Je m’en doutais un petit peu à vrai dire.
Pourriez-vous transmettre ceci au rédacteur en chef svp :
Dans le focus consacré à Sivens, le reporter fait passer les zadistes pour des apprentis dictateurs car ils souhaitent contôler les images tournées sur leur lieu de vie (ce qu’ils ne font même pas au final). Que cette pratique dérange, je le comprends parfaitement, et j’en ai parlé longuement avec le reporter. Mais si cela vous pose tant de problèmes, pourquoi reproduisez-vous la même chose chez vous ?
Petit rappel des faits :
Vous m’invitez à donner mon avis en direct. Je traverse Paris pour parler pendant 4 minutes chrono sur un sujet qui en mériterait beaucoup plus. Avant de venir, je dis clairement à la préparatrice d’émission ce que je pense du script du reportage et précise que c’est uniquement pour apporter un autre point de vue que j’accepte de venir faire le pitre à la télévision. Une fois sur place, on me demande mon avis, je le donne. Et on me reproche ensuite de l’avoir donné en toute franchise !

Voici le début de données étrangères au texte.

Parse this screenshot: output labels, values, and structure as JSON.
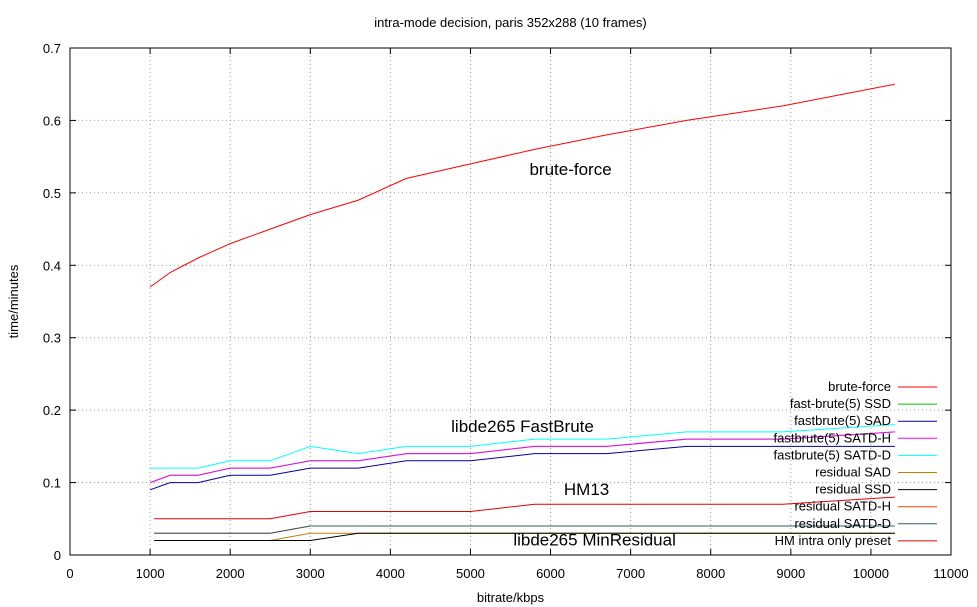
{
  "chart_data": {
    "type": "line",
    "title": "intra-mode decision, paris 352x288 (10 frames)",
    "xlabel": "bitrate/kbps",
    "ylabel": "time/minutes",
    "xlim": [
      0,
      11000
    ],
    "ylim": [
      0,
      0.7
    ],
    "xticks": [
      "0",
      "1000",
      "2000",
      "3000",
      "4000",
      "5000",
      "6000",
      "7000",
      "8000",
      "9000",
      "10000",
      "11000"
    ],
    "yticks": [
      "0",
      "0.1",
      "0.2",
      "0.3",
      "0.4",
      "0.5",
      "0.6",
      "0.7"
    ],
    "grid": true,
    "legend_position": "bottom-right",
    "annotations": [
      {
        "text": "brute-force",
        "x": 6250,
        "y": 0.525
      },
      {
        "text": "libde265 FastBrute",
        "x": 5650,
        "y": 0.17
      },
      {
        "text": "HM13",
        "x": 6450,
        "y": 0.083
      },
      {
        "text": "libde265 MinResidual",
        "x": 6550,
        "y": 0.013
      }
    ],
    "series": [
      {
        "name": "brute-force",
        "color": "#ff0000",
        "x": [
          1000,
          1250,
          1600,
          2000,
          2500,
          3000,
          3600,
          4200,
          5000,
          5800,
          6700,
          7700,
          8900,
          10300
        ],
        "y": [
          0.37,
          0.39,
          0.41,
          0.43,
          0.45,
          0.47,
          0.49,
          0.52,
          0.54,
          0.56,
          0.58,
          0.6,
          0.62,
          0.65
        ]
      },
      {
        "name": "fast-brute(5) SSD",
        "color": "#00c000",
        "x": [
          1000,
          1250,
          1600,
          2000,
          2500,
          3000,
          3600,
          4200,
          5000,
          5800,
          6700,
          7700,
          8900,
          10300
        ],
        "y": [
          0.1,
          0.11,
          0.11,
          0.12,
          0.12,
          0.13,
          0.13,
          0.14,
          0.14,
          0.15,
          0.15,
          0.16,
          0.16,
          0.17
        ]
      },
      {
        "name": "fastbrute(5) SAD",
        "color": "#0000a0",
        "x": [
          1000,
          1250,
          1600,
          2000,
          2500,
          3000,
          3600,
          4200,
          5000,
          5800,
          6700,
          7700,
          8900,
          10300
        ],
        "y": [
          0.09,
          0.1,
          0.1,
          0.11,
          0.11,
          0.12,
          0.12,
          0.13,
          0.13,
          0.14,
          0.14,
          0.15,
          0.15,
          0.15
        ]
      },
      {
        "name": "fastbrute(5) SATD-H",
        "color": "#ff00ff",
        "x": [
          1000,
          1250,
          1600,
          2000,
          2500,
          3000,
          3600,
          4200,
          5000,
          5800,
          6700,
          7700,
          8900,
          10300
        ],
        "y": [
          0.1,
          0.11,
          0.11,
          0.12,
          0.12,
          0.13,
          0.13,
          0.14,
          0.14,
          0.15,
          0.15,
          0.16,
          0.16,
          0.17
        ]
      },
      {
        "name": "fastbrute(5) SATD-D",
        "color": "#00ffff",
        "x": [
          1000,
          1250,
          1600,
          2000,
          2500,
          3000,
          3600,
          4200,
          5000,
          5800,
          6700,
          7700,
          8900,
          10300
        ],
        "y": [
          0.12,
          0.12,
          0.12,
          0.13,
          0.13,
          0.15,
          0.14,
          0.15,
          0.15,
          0.16,
          0.16,
          0.17,
          0.17,
          0.18
        ]
      },
      {
        "name": "residual SAD",
        "color": "#c08000",
        "x": [
          1050,
          1300,
          1650,
          2000,
          2500,
          3000,
          3600,
          4200,
          5000,
          5800,
          6700,
          7700,
          8900,
          10300
        ],
        "y": [
          0.02,
          0.02,
          0.02,
          0.02,
          0.02,
          0.03,
          0.03,
          0.03,
          0.03,
          0.03,
          0.03,
          0.03,
          0.03,
          0.03
        ]
      },
      {
        "name": "residual SSD",
        "color": "#000000",
        "x": [
          1050,
          1300,
          1650,
          2000,
          2500,
          3000,
          3600,
          4200,
          5000,
          5800,
          6700,
          7700,
          8900,
          10300
        ],
        "y": [
          0.02,
          0.02,
          0.02,
          0.02,
          0.02,
          0.02,
          0.03,
          0.03,
          0.03,
          0.03,
          0.03,
          0.03,
          0.03,
          0.03
        ]
      },
      {
        "name": "residual SATD-H",
        "color": "#ff4000",
        "x": [
          1050,
          1300,
          1650,
          2000,
          2500,
          3000,
          3600,
          4200,
          5000,
          5800,
          6700,
          7700,
          8900,
          10300
        ],
        "y": [
          0.03,
          0.03,
          0.03,
          0.03,
          0.03,
          0.04,
          0.04,
          0.04,
          0.04,
          0.04,
          0.04,
          0.04,
          0.04,
          0.04
        ]
      },
      {
        "name": "residual SATD-D",
        "color": "#306060",
        "x": [
          1050,
          1300,
          1650,
          2000,
          2500,
          3000,
          3600,
          4200,
          5000,
          5800,
          6700,
          7700,
          8900,
          10300
        ],
        "y": [
          0.03,
          0.03,
          0.03,
          0.03,
          0.03,
          0.04,
          0.04,
          0.04,
          0.04,
          0.04,
          0.04,
          0.04,
          0.04,
          0.04
        ]
      },
      {
        "name": "HM intra only preset",
        "color": "#e00000",
        "x": [
          1050,
          1300,
          1650,
          2000,
          2500,
          3000,
          3600,
          4200,
          5000,
          5800,
          6700,
          7700,
          8900,
          10300
        ],
        "y": [
          0.05,
          0.05,
          0.05,
          0.05,
          0.05,
          0.06,
          0.06,
          0.06,
          0.06,
          0.07,
          0.07,
          0.07,
          0.07,
          0.08
        ]
      }
    ]
  }
}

Que mon manque de tact et de corporatisme vous ai titillé, je le comprends. Je m’énerve parfois moi-même. Par contre, que vous censuriez mes propos pour protéger votre image et la sensibilité de votre journaliste est journalistiquement inacceptable (bien qu’humainement louable). En cette période où la liberté d’expression semble être une préoccupation pour des millions de Français et l’ensemble des salles de rédaction, votre geste me paraît pour le moins déplacé.
Je vous serai donc gré de publier mon passage en plateau après le reportage, comme vous le faîtes pour toutes les autres émissions Focus où des "experts" interviennent. Non pas pour me faire plaisir mais par déontologie et au nom d’une certaine idée de la liberté."
Quelques heures plus tard, la réponse du rédacteur en chef, Alberic de Gouville, tombe :
« Merci pour vos leçons de déontologie, j’en prends note. Néanmoins, étant donné que vous considérez vous-même être venu « faire le pitre », nous n’avons pas jugé nécessaire de mettre en ligne votre intervention. Si vous considérez qu’il s’agit de censure, libre à vous. Sachez simplement que, chaque jour, nous prenons des décisions concernant la mise en ligne, ou non, des interventions de nos invités, reportages et correspondances. Cela relève de la responsabilité éditoriale de notre chaine.
Je ne regrette aucunement d’avoir personnellement insisté pour que quelqu’un ayant votre profil soit invité. Votre intervention, sur le fond, était d’ailleurs intéressante , et ne me semblait pas être celle d’un « pitre ». Néanmoins, vous comprendrez que le masochisme a des limites et qu’il n’est pas question que tourne en boucle sur le net l’intervention d’un invité qualifiant notre travail de ’moyen’. »
Alberic de Gouville l’a très bien compris, par « faire le pitre », j’entendais simplement braver ma timidité pour me montrer à la TV. Ceci mis à part, le reste de sa réponse a le mérite d’être honnête : Ce n’est pas la pertinence de mon intervention qui pose problème, mais le fait que j’ai critiqué le reportage. Il n’est pas opposé à une certaine radicalité des propos, tant qu’elle ne concerne pas sa chaîne, ses journalistes ou la façon dont ils travaillent. Sur France 24, vous êtes libres de tout dire, tant que cela ne concerne pas France 24.
Si Alberic de Gouville décide finalement de diffuser l’interview in extenso, nous serons heureux de la publier ici pour que les lecteurs puissent juger par eux-mêmes du bien-fondé de la décision de France 24 de censurer mes propos.